Plato’s approach is élitist – most people are in the shadows of ignorance and it is the philosopher who, after much study, can pierce through these shadows to see the world ‘rightly’.

On Plato’s view, virtue is knowledge – Plato did not think anyone willingly acted immorally. People acted wrongly due to ignorance and he effectively denies weakness of the will. If, therefore, people could be brought to understand their error and to appreciate what was right, they would then act accordingly. This approach is based on the Socratic idea that no one would voluntarily choose what was not good for him or herself. Once one comes out of the cave of ignorance and sees the truth or what is morally right, Plato assumes that one will act accordingly. This, however, rests on a considerable error. It is perfectly possible for a person to say:

1 I know that action X is wrong, yet

2 I choose to do action X.

There could be any number of examples of this. Smokers know that smoking will seriously damage their health – yet they go on smoking. St Paul put this point very well when he said:

For the good that I would I do not, but the evil which I would not, that I do. (Romans, 7:19)

Knowledge does not lead to virtue – and the whole of Plato’s moral philosophy rests on the claim that it does.
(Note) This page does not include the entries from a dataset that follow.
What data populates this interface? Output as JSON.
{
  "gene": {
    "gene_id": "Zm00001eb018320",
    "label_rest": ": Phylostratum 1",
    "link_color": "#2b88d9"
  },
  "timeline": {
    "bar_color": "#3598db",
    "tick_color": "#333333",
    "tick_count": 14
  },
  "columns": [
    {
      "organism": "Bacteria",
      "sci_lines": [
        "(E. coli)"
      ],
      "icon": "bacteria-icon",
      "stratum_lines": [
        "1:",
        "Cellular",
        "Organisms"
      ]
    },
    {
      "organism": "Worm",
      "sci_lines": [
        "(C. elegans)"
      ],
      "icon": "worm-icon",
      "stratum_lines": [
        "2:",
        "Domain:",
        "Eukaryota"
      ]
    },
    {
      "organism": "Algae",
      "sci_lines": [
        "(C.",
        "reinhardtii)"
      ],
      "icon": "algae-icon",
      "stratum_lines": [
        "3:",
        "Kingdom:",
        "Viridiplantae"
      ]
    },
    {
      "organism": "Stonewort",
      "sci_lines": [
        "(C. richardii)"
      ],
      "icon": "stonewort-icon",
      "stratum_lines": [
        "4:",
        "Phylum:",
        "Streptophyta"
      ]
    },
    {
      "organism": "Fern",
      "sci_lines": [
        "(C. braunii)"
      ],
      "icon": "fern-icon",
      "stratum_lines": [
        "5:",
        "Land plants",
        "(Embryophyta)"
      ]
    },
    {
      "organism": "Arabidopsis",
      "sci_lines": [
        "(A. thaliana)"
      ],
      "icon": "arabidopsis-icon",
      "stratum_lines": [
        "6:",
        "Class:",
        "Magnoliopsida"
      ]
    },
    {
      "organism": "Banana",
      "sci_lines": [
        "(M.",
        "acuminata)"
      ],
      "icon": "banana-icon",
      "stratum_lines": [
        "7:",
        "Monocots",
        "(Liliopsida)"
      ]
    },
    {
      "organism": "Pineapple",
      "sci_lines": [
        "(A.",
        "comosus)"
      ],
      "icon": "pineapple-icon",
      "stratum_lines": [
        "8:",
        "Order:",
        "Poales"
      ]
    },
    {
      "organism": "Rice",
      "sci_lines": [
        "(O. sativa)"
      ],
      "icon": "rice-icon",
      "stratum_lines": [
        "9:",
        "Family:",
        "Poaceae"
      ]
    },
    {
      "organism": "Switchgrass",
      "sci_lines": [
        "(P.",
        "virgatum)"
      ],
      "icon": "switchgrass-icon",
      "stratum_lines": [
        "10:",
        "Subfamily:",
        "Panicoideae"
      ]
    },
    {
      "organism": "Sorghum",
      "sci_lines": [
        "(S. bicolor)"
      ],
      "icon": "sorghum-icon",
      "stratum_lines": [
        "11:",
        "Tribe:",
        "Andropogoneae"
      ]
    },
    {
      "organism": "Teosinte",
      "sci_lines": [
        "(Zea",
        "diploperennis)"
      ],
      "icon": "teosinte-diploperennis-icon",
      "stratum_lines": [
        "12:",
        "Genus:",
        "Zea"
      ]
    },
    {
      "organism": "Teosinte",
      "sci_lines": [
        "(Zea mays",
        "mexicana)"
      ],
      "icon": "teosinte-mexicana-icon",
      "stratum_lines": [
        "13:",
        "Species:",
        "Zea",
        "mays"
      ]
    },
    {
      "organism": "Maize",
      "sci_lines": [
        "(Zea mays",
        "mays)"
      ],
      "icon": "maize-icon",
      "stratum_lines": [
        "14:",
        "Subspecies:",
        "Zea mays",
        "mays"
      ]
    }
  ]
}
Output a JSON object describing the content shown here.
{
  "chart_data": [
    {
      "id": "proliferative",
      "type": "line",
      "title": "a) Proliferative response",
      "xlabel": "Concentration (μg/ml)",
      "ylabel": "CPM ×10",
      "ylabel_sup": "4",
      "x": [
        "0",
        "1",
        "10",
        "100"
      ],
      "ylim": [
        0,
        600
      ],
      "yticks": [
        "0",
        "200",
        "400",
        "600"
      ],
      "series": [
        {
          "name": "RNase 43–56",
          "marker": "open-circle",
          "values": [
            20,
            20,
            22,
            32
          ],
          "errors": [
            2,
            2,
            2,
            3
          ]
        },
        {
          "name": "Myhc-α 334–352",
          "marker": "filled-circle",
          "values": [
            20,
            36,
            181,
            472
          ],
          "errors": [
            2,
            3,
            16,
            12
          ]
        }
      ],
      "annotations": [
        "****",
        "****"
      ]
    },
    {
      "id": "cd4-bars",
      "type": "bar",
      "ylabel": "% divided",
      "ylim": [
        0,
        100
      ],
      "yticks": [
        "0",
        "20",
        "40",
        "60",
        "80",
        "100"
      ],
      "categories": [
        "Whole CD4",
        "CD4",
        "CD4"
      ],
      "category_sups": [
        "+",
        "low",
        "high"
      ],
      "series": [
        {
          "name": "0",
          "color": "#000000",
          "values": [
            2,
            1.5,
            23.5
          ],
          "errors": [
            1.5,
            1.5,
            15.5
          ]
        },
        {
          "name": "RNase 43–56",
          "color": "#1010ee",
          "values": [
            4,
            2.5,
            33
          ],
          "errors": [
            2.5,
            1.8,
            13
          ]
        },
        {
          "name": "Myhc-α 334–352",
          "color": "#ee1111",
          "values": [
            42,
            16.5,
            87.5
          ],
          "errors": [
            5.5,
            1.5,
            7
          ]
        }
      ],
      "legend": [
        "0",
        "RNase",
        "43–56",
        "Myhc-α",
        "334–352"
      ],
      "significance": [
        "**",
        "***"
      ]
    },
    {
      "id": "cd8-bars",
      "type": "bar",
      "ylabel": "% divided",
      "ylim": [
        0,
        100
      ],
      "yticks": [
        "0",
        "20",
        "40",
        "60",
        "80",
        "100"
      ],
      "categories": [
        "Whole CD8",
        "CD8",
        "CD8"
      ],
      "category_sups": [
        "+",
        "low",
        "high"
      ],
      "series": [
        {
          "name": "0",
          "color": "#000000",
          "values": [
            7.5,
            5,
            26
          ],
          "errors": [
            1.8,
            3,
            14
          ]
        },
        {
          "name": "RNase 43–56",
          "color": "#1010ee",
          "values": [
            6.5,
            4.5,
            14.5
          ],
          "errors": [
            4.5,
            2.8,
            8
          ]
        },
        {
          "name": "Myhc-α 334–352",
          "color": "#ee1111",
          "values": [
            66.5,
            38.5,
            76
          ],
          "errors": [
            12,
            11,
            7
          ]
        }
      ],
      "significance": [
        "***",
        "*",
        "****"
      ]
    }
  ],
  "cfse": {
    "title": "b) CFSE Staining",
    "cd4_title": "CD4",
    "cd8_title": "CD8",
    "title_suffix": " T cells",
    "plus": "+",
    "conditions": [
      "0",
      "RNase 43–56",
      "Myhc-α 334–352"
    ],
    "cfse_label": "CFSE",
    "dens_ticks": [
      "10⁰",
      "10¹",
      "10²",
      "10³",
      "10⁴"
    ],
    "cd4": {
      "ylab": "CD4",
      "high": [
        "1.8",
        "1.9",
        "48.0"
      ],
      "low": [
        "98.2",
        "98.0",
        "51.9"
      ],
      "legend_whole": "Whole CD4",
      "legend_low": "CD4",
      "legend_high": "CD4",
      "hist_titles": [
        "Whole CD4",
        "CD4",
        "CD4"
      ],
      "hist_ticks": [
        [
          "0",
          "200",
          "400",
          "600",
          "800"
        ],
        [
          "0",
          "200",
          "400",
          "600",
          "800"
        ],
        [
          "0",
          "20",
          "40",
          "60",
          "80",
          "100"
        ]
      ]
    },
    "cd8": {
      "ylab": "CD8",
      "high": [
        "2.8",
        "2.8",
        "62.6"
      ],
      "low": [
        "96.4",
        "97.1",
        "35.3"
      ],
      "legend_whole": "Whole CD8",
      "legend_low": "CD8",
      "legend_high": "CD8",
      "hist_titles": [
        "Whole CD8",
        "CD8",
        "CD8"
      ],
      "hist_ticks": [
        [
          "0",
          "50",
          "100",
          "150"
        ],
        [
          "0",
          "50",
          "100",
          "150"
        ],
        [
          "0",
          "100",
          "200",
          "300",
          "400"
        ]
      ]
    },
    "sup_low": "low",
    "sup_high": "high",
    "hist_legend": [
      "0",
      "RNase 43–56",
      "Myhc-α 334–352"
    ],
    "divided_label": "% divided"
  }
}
For Plato and Socrates behaving morally or justly is always better for the individual even though this may lead to suffering and even to death. This was based on their view that the soul is a prisoner of the body and survives death and that if one does a bad act then one harms one’s soul (which is one’s very self) most of all. This leads to Socrates’ view that it is better to suffer harm rather than to inflict it because if you inflict harm on others the person you are really harming most of all is yourself as you are adversely affecting your soul. In Plato’s Gorgias , Socrates is portrayed as confronting Polus who holds that immoral acts can often bring an individual the greatest amount of pleasure or be in some way better for the person performing the action. Polus measures actions in terms of their material consequences for the person who performs them, Socrates measures actions by the effect they have on the soul of the individual. Effectively Socrates can be seen as saying:

Think hard enough and you will always find that doing the right thing is best for you

(Quoted in Peter Singer’s A Companion to Ethics , Blackwell, p. 125)

However, this will be easier to accept if one first agrees with the presuppositions of Socrates and Plato – particularly those governing the irnmortality of the soul.

One of the gravest problems in Plato’s approach is that individuals can never be sure that they have arrived at a correct understanding of virtue and the nature of the good – how does one know that one has emerged from the cave and is not still in shadow? In his own authorship Plato may have moved from seeing this process as involving the individual thinking by himself to the idea of arriving at these values by looking at the good for the community. However, no clear criteria are provided. The second major problem is that Plato’s approach is far from practical and gives no guidance as to how to act in the day-to-day situations which individuals face. However Plato’s realist understanding of the nature of moral claims is particularly important and still remains an important alternative to moral relativism that merits further consideration and development. As we shall see in a later chapter, an Aristotelian approach to virtue may once again be coming into vogue, but Plato’s understanding remains an alternative which needs to be taken seriously.